There is no anger laced in Gerald Lizano's words.
Instead, there's just a palpable sense of brokenness as he speaks about how his two eldest children were taken out of school mid-morning Thursday by immigration officials and held in a detention centre.
"I was going crazy," Lizano told the Saturday Sun in an exclusive interview yesterday. "How could (immigration officials) go to school and take them away in front of other students like they're criminals? ... If someone made a mistake it was me. I made the decision to stay. To me, (immigration shouldn't be able) to go to school."
Lizano, a framing carpentry foreman, is in hiding after his wife Franssella Sossa, 38, three children and parents-in-law were found and taken to the Toronto Immigration Holding Centre at Rexdale Blvd. and Hwy. 27 Thursday.
The family is being held for failing to appear at the airport Feb. 16 for a deportation order back to Costa Rica after a failed refugee application in 2001. They can't eat or sleep and relatives are concerned about the grandparents who suffer from diabetes and high blood pressure.Lizano's oldest child Kimberly, a popular, honour roll student was in art class when she was called to the principal's office Thursday at Dante Alighieri Academy.
"The principal said she had bad news for me," Kimberly, 15, said in phone interview from inside the detention centre.
"She said a lady from immigration was here and I started crying."
Kimberly knew right away.
Just as her younger brother Gerald, 14, knew immediately what was about to transpire when he was taken to an immigration officer during lunch and escorted to a van where his family waited.
"When the woman identified herself, he started crying," said the vice-principal outside the detention centre where dozens of students and teachers held a prayer vigil for the family.
Principal Angela Piscitelli said though the experience was wrenching, "schools aren't above the law ... it was our duty to hand over the child."
The children knew of the risks because the father had braced the family for the consequences of his decision to keep the family in Canada.
But his children were doing so well in school Lizano wanted to let them finish the school year.
"I want my kids to grow up in a country where they can do better, and give them the right direction," Lizano said, seated at a kitchen table, his hands occupied with a paper clip.
"We were afraid all the time."
Lizano is no stranger to fear. The family came to Canada in 2001 because they feared they were on a hit list from drug lords.
Lizano's brother-in-law was an undercover drug cop in Costa Rica where vengeful drug dealers have been after his family, Lizano said.
"I fear for the kids.

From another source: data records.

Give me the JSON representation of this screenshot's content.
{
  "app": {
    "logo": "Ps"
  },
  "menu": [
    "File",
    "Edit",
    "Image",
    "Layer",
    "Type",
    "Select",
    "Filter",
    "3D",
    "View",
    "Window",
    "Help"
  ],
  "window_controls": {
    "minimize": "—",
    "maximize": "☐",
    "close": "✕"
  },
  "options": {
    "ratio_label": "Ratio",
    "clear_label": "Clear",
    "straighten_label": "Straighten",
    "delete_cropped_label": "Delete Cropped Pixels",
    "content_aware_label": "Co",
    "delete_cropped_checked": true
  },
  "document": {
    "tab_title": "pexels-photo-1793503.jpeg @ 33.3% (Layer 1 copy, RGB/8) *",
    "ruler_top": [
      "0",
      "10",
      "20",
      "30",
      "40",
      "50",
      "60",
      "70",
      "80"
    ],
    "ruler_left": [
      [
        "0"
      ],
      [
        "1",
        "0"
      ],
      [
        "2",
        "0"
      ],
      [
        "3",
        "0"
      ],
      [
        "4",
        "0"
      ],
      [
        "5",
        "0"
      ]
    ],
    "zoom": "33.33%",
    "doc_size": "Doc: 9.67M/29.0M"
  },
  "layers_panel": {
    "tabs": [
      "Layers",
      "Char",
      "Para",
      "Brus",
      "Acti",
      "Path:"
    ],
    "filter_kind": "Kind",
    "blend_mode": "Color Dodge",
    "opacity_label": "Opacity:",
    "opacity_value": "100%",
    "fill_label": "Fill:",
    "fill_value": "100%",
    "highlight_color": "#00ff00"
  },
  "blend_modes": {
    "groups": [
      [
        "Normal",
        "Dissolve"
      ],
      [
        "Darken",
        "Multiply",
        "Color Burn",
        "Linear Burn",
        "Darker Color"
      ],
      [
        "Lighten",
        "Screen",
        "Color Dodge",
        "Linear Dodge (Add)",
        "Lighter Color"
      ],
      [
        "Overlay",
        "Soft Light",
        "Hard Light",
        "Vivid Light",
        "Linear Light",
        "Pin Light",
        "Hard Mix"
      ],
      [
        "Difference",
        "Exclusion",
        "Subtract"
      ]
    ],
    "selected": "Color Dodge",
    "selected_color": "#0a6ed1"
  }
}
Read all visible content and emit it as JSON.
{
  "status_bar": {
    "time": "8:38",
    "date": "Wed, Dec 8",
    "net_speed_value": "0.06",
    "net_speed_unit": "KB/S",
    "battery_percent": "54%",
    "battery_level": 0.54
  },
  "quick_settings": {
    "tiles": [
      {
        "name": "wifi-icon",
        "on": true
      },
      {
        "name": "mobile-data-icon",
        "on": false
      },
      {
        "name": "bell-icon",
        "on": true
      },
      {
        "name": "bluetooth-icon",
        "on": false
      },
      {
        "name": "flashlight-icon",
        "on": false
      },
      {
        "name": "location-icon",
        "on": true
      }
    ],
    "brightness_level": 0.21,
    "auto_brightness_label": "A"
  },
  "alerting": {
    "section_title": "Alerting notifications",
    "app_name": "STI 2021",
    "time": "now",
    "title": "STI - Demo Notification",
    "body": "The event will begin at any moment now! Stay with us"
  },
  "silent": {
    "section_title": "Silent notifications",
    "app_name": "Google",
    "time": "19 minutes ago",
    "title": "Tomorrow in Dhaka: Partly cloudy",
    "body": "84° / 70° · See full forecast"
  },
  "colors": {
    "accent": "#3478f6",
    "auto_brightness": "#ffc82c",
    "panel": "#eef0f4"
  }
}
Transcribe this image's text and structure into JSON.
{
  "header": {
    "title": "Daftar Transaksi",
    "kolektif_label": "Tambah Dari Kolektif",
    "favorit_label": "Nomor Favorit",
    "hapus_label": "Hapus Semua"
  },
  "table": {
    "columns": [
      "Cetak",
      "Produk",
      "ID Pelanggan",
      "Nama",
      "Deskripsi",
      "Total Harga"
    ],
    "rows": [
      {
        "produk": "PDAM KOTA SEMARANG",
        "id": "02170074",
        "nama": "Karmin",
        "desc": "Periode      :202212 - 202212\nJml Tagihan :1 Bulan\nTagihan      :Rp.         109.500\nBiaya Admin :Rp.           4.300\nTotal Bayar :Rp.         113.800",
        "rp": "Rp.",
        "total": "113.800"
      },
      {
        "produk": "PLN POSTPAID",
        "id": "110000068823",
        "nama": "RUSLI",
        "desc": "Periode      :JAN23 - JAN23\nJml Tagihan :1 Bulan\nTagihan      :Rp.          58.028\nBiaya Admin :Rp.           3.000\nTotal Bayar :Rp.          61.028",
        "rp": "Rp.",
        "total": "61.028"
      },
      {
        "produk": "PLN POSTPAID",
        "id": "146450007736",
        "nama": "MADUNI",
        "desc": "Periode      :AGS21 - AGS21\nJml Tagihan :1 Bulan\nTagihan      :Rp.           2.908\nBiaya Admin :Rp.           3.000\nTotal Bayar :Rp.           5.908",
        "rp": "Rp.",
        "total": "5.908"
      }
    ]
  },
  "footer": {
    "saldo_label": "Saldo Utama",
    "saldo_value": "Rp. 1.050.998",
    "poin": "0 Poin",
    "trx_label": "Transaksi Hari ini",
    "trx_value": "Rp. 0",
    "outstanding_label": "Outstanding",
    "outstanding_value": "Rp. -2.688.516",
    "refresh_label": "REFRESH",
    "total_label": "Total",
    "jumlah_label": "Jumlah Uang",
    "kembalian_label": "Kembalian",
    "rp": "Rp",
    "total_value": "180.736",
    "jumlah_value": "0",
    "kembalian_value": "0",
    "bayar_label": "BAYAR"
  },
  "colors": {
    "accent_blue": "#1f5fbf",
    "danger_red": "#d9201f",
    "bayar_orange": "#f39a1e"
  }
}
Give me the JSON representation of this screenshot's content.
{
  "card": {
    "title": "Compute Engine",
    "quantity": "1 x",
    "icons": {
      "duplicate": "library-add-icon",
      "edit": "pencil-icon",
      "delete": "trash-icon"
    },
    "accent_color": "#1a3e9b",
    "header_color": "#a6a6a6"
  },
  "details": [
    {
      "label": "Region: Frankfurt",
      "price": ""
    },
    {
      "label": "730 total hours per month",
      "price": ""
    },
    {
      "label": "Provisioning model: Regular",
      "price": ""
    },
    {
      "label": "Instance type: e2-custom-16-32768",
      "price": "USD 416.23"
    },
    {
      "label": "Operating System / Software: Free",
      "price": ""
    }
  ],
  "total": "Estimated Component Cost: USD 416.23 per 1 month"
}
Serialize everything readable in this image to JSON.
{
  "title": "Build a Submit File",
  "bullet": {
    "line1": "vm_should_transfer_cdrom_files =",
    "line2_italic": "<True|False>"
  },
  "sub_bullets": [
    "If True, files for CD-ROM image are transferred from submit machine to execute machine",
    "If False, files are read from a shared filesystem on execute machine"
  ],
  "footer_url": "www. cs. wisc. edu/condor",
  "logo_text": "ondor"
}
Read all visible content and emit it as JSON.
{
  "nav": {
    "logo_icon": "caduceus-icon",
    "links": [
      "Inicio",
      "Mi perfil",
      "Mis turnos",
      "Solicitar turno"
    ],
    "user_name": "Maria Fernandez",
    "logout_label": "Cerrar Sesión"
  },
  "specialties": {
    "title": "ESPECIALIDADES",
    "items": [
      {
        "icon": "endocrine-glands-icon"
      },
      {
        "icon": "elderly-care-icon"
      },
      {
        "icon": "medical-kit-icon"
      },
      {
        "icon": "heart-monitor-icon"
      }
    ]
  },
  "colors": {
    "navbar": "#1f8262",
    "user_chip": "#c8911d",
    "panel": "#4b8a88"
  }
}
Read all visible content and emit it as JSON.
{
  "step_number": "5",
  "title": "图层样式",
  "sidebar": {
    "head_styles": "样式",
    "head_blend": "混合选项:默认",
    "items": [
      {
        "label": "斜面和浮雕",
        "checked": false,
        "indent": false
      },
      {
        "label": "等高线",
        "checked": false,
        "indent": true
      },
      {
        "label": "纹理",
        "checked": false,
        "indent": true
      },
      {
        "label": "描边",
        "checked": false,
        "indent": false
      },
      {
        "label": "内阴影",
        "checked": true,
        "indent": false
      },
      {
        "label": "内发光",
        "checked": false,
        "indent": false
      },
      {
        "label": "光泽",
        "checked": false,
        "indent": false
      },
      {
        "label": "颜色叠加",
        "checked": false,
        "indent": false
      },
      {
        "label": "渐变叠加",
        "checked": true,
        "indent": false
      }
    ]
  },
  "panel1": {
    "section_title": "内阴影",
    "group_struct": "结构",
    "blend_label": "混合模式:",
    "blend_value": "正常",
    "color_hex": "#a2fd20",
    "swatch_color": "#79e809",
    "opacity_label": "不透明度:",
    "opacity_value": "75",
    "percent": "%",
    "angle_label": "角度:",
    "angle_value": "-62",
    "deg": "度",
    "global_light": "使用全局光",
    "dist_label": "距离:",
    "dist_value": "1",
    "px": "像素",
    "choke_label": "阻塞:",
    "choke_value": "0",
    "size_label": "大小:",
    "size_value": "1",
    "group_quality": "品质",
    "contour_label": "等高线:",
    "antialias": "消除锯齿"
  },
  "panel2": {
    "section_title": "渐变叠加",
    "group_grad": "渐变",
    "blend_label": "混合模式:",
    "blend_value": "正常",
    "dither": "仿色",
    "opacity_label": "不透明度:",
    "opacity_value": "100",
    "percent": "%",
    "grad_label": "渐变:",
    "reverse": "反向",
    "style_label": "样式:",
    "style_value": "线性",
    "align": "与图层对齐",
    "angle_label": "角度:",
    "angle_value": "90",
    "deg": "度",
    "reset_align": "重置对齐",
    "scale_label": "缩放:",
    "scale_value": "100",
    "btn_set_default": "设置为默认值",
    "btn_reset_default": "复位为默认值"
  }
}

If I go back to Costa Rica and something happens to my kids, who's going to be responsible?" he asked.
A pile of reference letters from employers attesting to his hard work and citizenship remain unheard, he said, adding he spent $10,000 on legal fees that amounted to nothing.
'SHOULDN'T SUFFER'
"I'm trying my best to stay strong because of my family," Kimberly said. "I feel I have to be a role model for them."
Anna Pape, spokesman for Canada Border Services Agency, meanwhile, stressed illegal immigrants shouldn't fear keeping their children in school, saying officials removed the children to keep them with their families.
"Children shouldn't suffer for their parents' decisions," she said.
The children are scheduled to be released into the care of a family member today after a flurry of phone calls were made late last night.
Yesterday morning, two more students from Costa Rica were removed from their classrooms after immigration officials gave the mom 30 minutes to get to the school -- a move Pape said was a "breach of protocol." The family has since been released.
"We do not enter schools or use children as a measure of apprehending people in contravention of the Immigration and Refugee Act.